What I am saying is that Hezbollah defeated no one. The people in Qusayr held out as long as their weapons permitted. When they had the means to defend themselves, neither Hezbollah nor anyone else could overrun the town.
And I know the high number of fatalities suffered by the attackers of Qusayr, not to speak of the wounded.
The attackers did not go into Qusayr before the defenders completed their withdrawal.
All the boastful statements about changing the Middle East map evaporated at Qusayr’s doorstep. The empty rhetoric reminds me of Gamal Abdel-Nasser bragging about his al-Kaher and al-Zafer missiles.
Nothing is in store for us after Qusayr except catastrophes, especially if the Syrians (fighting Assad) manage to get qualitative weapons.
Let’s wait and see if (Hezbollah) won Hermel peace and stability or brimstone and fire.
Hezbollah was founded as a party to resist Israel, to defend and uphold the Ummah (Muslims throughout the world).
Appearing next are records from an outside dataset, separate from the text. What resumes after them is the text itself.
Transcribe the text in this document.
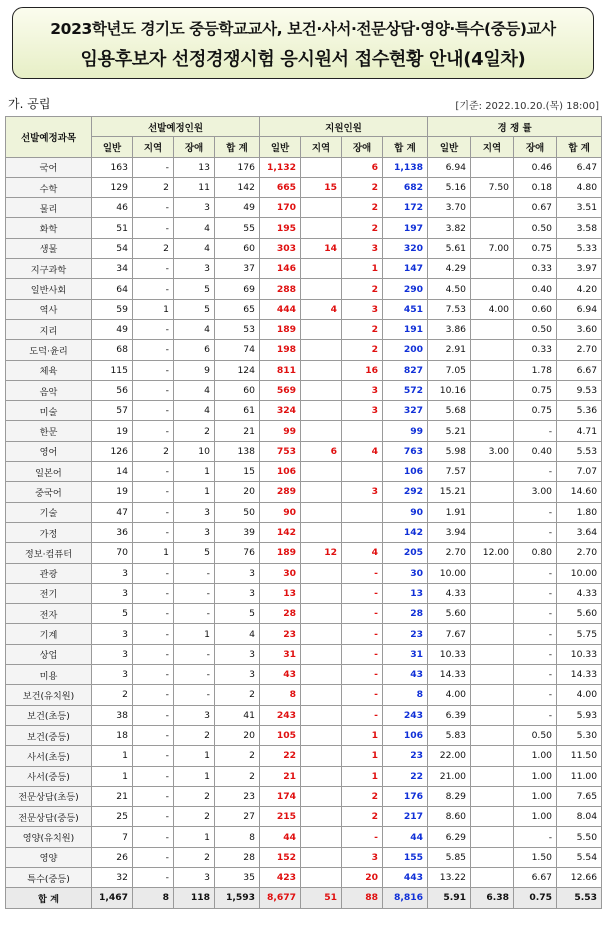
2023학년도 경기도 중등학교교사, 보건·사서·전문상담·영양·특수(중등)교사
임용후보자 선정경쟁시험 응시원서 접수현황 안내(4일차)
가. 공립	[기준: 2022.10.20.(목) 18:00]
선발예정과목	선발예정인원				지원인원				경 쟁 률			
	일반	지역	장애	합 계	일반	지역	장애	합 계	일반	지역	장애	합 계
국어	163	-	13	176	1,132		6	1,138	6.94		0.46	6.47
수학	129	2	11	142	665	15	2	682	5.16	7.50	0.18	4.80
물리	46	-	3	49	170		2	172	3.70		0.67	3.51
화학	51	-	4	55	195		2	197	3.82		0.50	3.58
생물	54	2	4	60	303	14	3	320	5.61	7.00	0.75	5.33
지구과학	34	-	3	37	146		1	147	4.29		0.33	3.97
일반사회	64	-	5	69	288		2	290	4.50		0.40	4.20
역사	59	1	5	65	444	4	3	451	7.53	4.00	0.60	6.94
지리	49	-	4	53	189		2	191	3.86		0.50	3.60
도덕·윤리	68	-	6	74	198		2	200	2.91		0.33	2.70
체육	115	-	9	124	811		16	827	7.05		1.78	6.67
음악	56	-	4	60	569		3	572	10.16		0.75	9.53
미술	57	-	4	61	324		3	327	5.68		0.75	5.36
한문	19	-	2	21	99			99	5.21		-	4.71
영어	126	2	10	138	753	6	4	763	5.98	3.00	0.40	5.53
일본어	14	-	1	15	106			106	7.57		-	7.07
중국어	19	-	1	20	289		3	292	15.21		3.00	14.60
기술	47	-	3	50	90			90	1.91		-	1.80
가정	36	-	3	39	142			142	3.94		-	3.64
정보·컴퓨터	70	1	5	76	189	12	4	205	2.70	12.00	0.80	2.70
관광	3	-	-	3	30		-	30	10.00		-	10.00
전기	3	-	-	3	13		-	13	4.33		-	4.33
전자	5	-	-	5	28		-	28	5.60		-	5.60
기계	3	-	1	4	23		-	23	7.67		-	5.75
상업	3	-	-	3	31		-	31	10.33		-	10.33
미용	3	-	-	3	43		-	43	14.33		-	14.33
보건(유치원)	2	-	-	2	8		-	8	4.00		-	4.00
보건(초등)	38	-	3	41	243		-	243	6.39		-	5.93
보건(중등)	18	-	2	20	105		1	106	5.83		0.50	5.30
사서(초등)	1	-	1	2	22		1	23	22.00		1.00	11.50
사서(중등)	1	-	1	2	21		1	22	21.00		1.00	11.00
전문상담(초등)	21	-	2	23	174		2	176	8.29		1.00	7.65
전문상담(중등)	25	-	2	27	215		2	217	8.60		1.00	8.04
영양(유치원)	7	-	1	8	44		-	44	6.29		-	5.50
영양	26	-	2	28	152		3	155	5.85		1.50	5.54
특수(중등)	32	-	3	35	423		20	443	13.22		6.67	12.66
합 계	1,467	8	118	1,593	8,677	51	88	8,816	5.91	6.38	0.75	5.53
All this melted away in Qusayr.  Even the rank and file members of Hezbollah know we are no more a resistance party, a party to resist Israelis. We’ve been turned into a party to fight Muslims whether in Beirut or Qusayr, and now Damascus and then Homs.
Can you imagine Hezbollah joining a sectarian war?
The foolish step by Iran, ordering Hezbollah to intervene militarily in Syria, laid the ground for a chapter of killings, wars, bloodshed, harming children and women and desecrating the Ummah.
Is it a case of self-defense when Hezbollah attacks women and children in Qusayr?
States always boss the sides they finance. Iran vis-à-vis Hezbollah is no exception.
Blame the fire that will unquestionably scorch Lebanon on Iran and Iran only.